The Kerala Chief Minister Shri Oommen Chandy named our Mascot ‘Ammu’ on 21st June, 2013, during the International Olympic Day celebrations at Thiruvananthapuram. The choice of a feminine name for the Mascot is a tribute to the women of Kerala and is a reminder that Kerala is proud to have a gender ratio which is tilted in favour of women - the only State in India that can claim that honour.
About the Great Hornbill
The Great Hornbill, Buceros bicornis also known as Great Indian Hornbill, is found in the evergreen forests of Kerala and also in other parts of Western India, Indochina, south of Malaya and Sumatra.
In case you have not seen a Great Hornbill in your local zoo, imagine a rather big bird, which can grow to a length of 4.5 feet (1.4m), that’s almost the height of an average Indian female. The body is covered with black feathers and the wing tips have a ban of white feathers. The tail, sometimes reaching up to 3 feet (7.6cm), is white with bans of black feathers across. There is a circle of fur around its neck. The bill is the most distinctive feature of the Great Hornbill: it’s yellow, massive, curved downward, and with a bright yellow and black enlargement on top of it. The bill enlargement or casque is hollow with little functions although they are believed to be the result of sexual selection. Male hornbills have been known to indulge in aerial casque butting flights. Females are smaller than males and have blue instead of red eyes. They usually have short legs, but have broad feet. They are the largest members of the hornbill family.
Indian hornbills are mainly fruit eaters but also actively hunt and eat insects, lizards, snakes and even nesting birds. Great Indian Hornbills like to eat various types of berries. Hornbills swallow most of their food whole instead of breaking it down first. After they consume the food, they'll regurgitate what they cannot digest such as bones, and pits.
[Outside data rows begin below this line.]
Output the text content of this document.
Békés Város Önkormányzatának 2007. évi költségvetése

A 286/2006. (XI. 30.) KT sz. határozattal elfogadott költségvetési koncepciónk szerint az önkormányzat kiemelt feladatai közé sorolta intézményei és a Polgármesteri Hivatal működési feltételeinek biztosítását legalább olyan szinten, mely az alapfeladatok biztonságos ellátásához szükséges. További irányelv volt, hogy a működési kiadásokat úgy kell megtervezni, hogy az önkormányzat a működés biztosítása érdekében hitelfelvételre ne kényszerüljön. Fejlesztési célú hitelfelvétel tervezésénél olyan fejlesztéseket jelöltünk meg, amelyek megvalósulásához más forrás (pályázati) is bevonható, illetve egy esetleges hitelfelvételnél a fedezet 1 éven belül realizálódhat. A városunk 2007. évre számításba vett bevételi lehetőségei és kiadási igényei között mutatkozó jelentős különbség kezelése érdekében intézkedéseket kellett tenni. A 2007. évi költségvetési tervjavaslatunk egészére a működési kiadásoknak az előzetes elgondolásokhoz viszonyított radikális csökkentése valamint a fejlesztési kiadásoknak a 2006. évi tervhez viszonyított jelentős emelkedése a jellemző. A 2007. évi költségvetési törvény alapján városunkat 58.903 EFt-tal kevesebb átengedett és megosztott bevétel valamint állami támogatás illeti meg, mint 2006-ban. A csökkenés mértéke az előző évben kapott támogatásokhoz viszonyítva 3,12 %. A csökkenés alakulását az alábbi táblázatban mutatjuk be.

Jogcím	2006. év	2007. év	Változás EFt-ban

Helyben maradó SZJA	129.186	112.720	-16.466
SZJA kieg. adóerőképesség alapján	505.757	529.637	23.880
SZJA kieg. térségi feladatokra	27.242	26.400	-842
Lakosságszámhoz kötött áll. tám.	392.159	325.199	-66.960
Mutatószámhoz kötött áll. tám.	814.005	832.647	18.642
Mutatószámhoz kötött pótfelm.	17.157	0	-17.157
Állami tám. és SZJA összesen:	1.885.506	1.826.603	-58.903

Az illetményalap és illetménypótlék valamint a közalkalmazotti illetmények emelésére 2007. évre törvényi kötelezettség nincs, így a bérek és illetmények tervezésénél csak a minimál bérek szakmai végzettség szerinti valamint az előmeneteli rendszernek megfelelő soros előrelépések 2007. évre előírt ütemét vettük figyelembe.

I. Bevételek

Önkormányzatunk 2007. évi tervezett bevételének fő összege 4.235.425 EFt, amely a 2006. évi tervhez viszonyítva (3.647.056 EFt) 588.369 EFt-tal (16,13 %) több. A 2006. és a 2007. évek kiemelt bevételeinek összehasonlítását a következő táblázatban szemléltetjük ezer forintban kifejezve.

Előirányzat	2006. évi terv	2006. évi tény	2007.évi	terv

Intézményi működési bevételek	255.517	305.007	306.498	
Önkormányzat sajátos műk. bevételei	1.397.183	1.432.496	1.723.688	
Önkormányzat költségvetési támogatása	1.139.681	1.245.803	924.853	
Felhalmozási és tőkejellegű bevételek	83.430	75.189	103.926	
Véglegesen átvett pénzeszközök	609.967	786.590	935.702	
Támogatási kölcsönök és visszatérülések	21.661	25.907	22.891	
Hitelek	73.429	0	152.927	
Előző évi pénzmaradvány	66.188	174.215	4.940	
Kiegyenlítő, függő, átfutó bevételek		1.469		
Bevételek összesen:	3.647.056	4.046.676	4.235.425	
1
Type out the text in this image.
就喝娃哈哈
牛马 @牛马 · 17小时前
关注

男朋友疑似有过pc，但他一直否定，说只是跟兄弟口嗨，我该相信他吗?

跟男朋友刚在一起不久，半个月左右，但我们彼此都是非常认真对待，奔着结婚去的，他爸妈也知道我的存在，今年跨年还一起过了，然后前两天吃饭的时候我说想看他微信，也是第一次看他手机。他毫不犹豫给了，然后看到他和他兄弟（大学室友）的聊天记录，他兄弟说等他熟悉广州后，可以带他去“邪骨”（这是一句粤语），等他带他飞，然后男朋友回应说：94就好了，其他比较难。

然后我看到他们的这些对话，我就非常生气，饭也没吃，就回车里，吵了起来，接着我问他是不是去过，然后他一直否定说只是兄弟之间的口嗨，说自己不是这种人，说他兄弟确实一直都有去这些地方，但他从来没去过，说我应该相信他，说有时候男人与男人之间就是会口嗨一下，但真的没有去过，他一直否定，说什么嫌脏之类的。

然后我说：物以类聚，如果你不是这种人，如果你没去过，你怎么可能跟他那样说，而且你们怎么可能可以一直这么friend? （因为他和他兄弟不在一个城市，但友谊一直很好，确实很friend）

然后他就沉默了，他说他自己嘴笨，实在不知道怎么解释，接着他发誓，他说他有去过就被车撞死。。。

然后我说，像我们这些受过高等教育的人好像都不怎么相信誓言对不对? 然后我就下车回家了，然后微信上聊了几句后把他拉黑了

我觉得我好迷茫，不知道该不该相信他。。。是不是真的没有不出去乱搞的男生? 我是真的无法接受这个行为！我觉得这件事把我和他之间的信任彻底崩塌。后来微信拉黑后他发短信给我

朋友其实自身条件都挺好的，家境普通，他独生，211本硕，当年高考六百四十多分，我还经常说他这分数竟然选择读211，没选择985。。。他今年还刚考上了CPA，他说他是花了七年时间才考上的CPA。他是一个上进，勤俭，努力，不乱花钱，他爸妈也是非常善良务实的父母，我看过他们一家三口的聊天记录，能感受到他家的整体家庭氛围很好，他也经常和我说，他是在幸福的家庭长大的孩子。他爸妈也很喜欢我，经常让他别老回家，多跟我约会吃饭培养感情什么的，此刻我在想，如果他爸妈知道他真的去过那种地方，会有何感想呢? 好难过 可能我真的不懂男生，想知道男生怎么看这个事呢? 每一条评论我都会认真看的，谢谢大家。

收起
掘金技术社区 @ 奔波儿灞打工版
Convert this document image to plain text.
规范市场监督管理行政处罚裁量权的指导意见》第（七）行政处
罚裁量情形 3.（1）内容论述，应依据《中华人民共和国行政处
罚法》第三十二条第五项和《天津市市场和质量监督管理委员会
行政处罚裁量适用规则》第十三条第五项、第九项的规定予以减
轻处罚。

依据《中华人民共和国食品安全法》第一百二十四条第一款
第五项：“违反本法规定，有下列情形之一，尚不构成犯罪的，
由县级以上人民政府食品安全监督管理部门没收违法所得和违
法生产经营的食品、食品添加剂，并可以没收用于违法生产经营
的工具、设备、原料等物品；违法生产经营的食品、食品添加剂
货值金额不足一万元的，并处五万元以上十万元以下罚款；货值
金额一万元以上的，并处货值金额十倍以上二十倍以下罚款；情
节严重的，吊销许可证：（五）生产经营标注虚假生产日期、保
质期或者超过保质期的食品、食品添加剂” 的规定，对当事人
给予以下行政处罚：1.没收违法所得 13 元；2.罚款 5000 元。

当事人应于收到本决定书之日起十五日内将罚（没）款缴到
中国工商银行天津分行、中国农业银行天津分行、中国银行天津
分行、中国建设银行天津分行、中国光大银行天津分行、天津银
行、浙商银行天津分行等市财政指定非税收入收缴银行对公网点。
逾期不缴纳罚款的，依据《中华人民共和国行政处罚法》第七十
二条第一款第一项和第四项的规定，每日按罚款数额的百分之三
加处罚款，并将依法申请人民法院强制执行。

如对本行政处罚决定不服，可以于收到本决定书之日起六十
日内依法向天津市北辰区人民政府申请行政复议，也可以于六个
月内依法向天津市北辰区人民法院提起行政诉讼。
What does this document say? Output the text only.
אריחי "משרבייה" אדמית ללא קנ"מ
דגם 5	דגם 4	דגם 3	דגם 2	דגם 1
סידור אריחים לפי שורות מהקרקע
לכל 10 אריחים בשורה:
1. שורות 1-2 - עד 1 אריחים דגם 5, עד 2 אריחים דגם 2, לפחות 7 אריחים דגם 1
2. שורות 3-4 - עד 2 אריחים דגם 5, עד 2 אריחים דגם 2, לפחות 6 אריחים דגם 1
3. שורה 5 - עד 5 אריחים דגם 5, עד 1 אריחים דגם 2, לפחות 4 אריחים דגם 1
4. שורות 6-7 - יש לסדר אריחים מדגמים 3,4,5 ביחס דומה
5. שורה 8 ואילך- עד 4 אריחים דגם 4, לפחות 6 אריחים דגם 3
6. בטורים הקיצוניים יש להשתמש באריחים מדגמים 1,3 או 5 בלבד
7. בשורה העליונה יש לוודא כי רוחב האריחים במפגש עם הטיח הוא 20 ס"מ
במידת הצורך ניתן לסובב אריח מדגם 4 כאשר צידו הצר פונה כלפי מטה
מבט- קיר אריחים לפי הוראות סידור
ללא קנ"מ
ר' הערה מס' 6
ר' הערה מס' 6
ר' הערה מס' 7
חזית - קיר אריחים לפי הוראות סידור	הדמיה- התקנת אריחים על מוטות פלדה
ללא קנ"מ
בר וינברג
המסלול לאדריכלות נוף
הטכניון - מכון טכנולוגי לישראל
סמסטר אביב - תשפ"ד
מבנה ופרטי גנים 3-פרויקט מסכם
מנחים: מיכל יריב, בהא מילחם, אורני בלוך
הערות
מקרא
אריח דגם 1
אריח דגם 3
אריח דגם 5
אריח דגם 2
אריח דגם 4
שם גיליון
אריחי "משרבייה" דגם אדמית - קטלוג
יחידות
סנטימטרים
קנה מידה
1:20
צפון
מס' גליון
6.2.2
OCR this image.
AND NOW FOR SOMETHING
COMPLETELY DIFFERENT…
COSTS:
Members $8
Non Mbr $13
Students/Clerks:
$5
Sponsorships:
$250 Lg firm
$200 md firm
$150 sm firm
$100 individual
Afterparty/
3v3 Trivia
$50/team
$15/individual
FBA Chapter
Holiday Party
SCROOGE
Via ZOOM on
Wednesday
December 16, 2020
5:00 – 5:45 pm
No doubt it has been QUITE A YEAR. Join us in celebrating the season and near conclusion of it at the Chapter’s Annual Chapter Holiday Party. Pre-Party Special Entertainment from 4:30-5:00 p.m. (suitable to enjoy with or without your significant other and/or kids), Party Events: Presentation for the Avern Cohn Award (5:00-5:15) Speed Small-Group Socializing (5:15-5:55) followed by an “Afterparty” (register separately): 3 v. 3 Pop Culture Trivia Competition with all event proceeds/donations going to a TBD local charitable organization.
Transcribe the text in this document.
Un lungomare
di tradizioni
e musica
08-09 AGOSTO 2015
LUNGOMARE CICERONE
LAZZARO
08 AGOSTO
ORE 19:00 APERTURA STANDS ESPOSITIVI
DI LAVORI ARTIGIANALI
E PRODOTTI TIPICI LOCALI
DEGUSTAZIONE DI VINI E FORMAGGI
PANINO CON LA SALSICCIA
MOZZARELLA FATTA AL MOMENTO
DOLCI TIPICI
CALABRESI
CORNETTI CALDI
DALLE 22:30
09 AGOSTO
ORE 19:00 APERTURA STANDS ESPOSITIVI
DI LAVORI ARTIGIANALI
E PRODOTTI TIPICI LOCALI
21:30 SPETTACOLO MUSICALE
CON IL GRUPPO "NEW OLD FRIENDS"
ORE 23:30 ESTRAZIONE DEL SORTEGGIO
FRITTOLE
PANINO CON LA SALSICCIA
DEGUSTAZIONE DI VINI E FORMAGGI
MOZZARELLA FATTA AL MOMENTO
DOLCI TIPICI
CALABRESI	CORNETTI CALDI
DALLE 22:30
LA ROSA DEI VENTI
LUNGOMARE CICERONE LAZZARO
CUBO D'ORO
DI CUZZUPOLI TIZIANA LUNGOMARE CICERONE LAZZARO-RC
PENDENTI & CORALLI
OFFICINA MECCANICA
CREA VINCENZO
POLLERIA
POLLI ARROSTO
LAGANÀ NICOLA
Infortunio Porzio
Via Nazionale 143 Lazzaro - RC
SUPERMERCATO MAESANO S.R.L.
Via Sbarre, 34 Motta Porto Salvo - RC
Female hornbills build nests in hollows of large tree trunks. She remains imprisoned in her nest until the chicks are semi-developed relying on the male to bring her food. During this period the female undergoes a complete molt. The clutch consists of one or two eggs she incubates for 38-40 days.
Indian hornbills are rare and considered as under the threat of extinction. These birds are hunted in India for food and medicine. In Kerala the main threat is the destruction of their habitat. Due to ongoing habitat loss and hunting in some areas, the Great Hornbill is evaluated as Near Threatened on the IUCN Red List of Threatened Species. It is listed on Appendix I of CITES.